Cependant, si la stratégie fait défaut, c'est bien l'incapacité militaire, l'incapacité de projection qui manque aux pays membres de l'UE pour créer une véritable Europe de la Défense:

«Les mesurettes qui viennent d'être prises ne sont que des faux-semblants, surtout en termes d'intervention. Je vous rappelle que la seule grande idée de défense qui avait été les forces d'intervention à 50.000 hommes sur plusieurs semaines, a été non seulement stoppée rapidement par un manque de dynamique. Et cette idée et ses systèmes ont été récupérés par l'OTAN, qui l'a mis en place.»

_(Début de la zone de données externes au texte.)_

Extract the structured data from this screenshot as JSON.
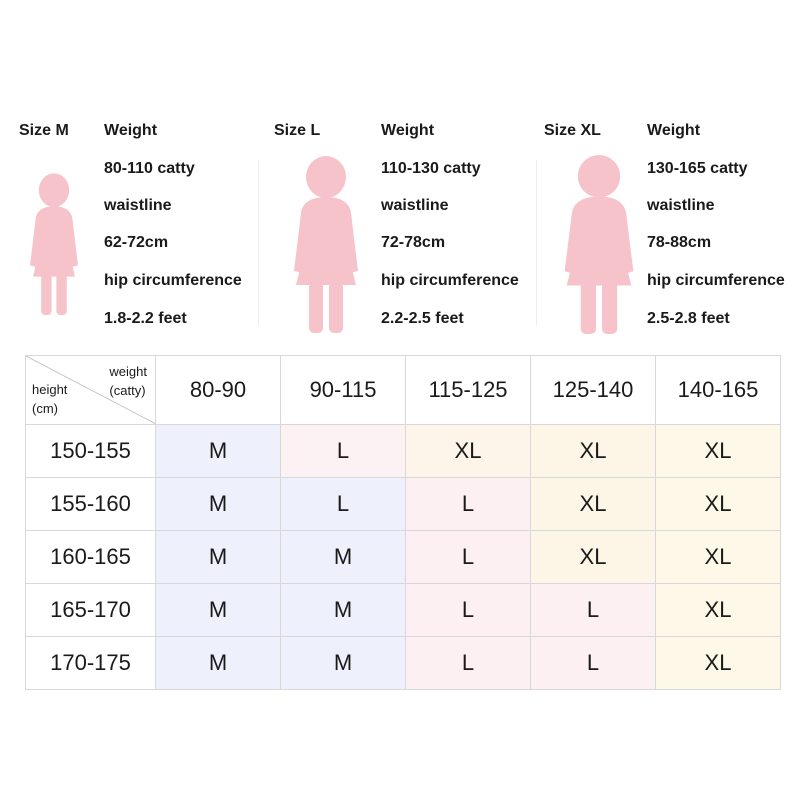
{
  "profiles": [
    {
      "size": "Size M",
      "specs": [
        "Weight",
        "80-110 catty",
        "waistline",
        "62-72cm",
        "hip circumference",
        "1.8-2.2 feet"
      ]
    },
    {
      "size": "Size L",
      "specs": [
        "Weight",
        "110-130 catty",
        "waistline",
        "72-78cm",
        "hip circumference",
        "2.2-2.5 feet"
      ]
    },
    {
      "size": "Size XL",
      "specs": [
        "Weight",
        "130-165 catty",
        "waistline",
        "78-88cm",
        "hip circumference",
        "2.5-2.8 feet"
      ]
    }
  ],
  "figure_color": "#f6c3cb",
  "table": {
    "corner_weight_lines": [
      "weight",
      "(catty)"
    ],
    "corner_height_lines": [
      "height",
      "(cm)"
    ],
    "columns": [
      "80-90",
      "90-115",
      "115-125",
      "125-140",
      "140-165"
    ],
    "rows": [
      {
        "height": "150-155",
        "sizes": [
          "M",
          "L",
          "XL",
          "XL",
          "XL"
        ]
      },
      {
        "height": "155-160",
        "sizes": [
          "M",
          "L",
          "L",
          "XL",
          "XL"
        ]
      },
      {
        "height": "160-165",
        "sizes": [
          "M",
          "M",
          "L",
          "XL",
          "XL"
        ]
      },
      {
        "height": "165-170",
        "sizes": [
          "M",
          "M",
          "L",
          "L",
          "XL"
        ]
      },
      {
        "height": "170-175",
        "sizes": [
          "M",
          "M",
          "L",
          "L",
          "XL"
        ]
      }
    ]
  }
}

Christophe Réveillard ajoute pour conclure:

«Quand vous échangez avec un officier français, qui est en opération extérieure et dont, sur les dix prochaines opérations extérieures, cinq se feront en conformité avec l'OTAN, et que vous lui parlez de l'Europe de la Défense, il vous rit au nez. Il demande pourquoi faire à partir de moment où ce que nous faisons dans l'OTAN fonctionne, et à une échelle largement supérieure, pourquoi le ferions-nous et de façon moins bien avec l'UE et des armées qui ne sont pas coordonnées à cet échelon?»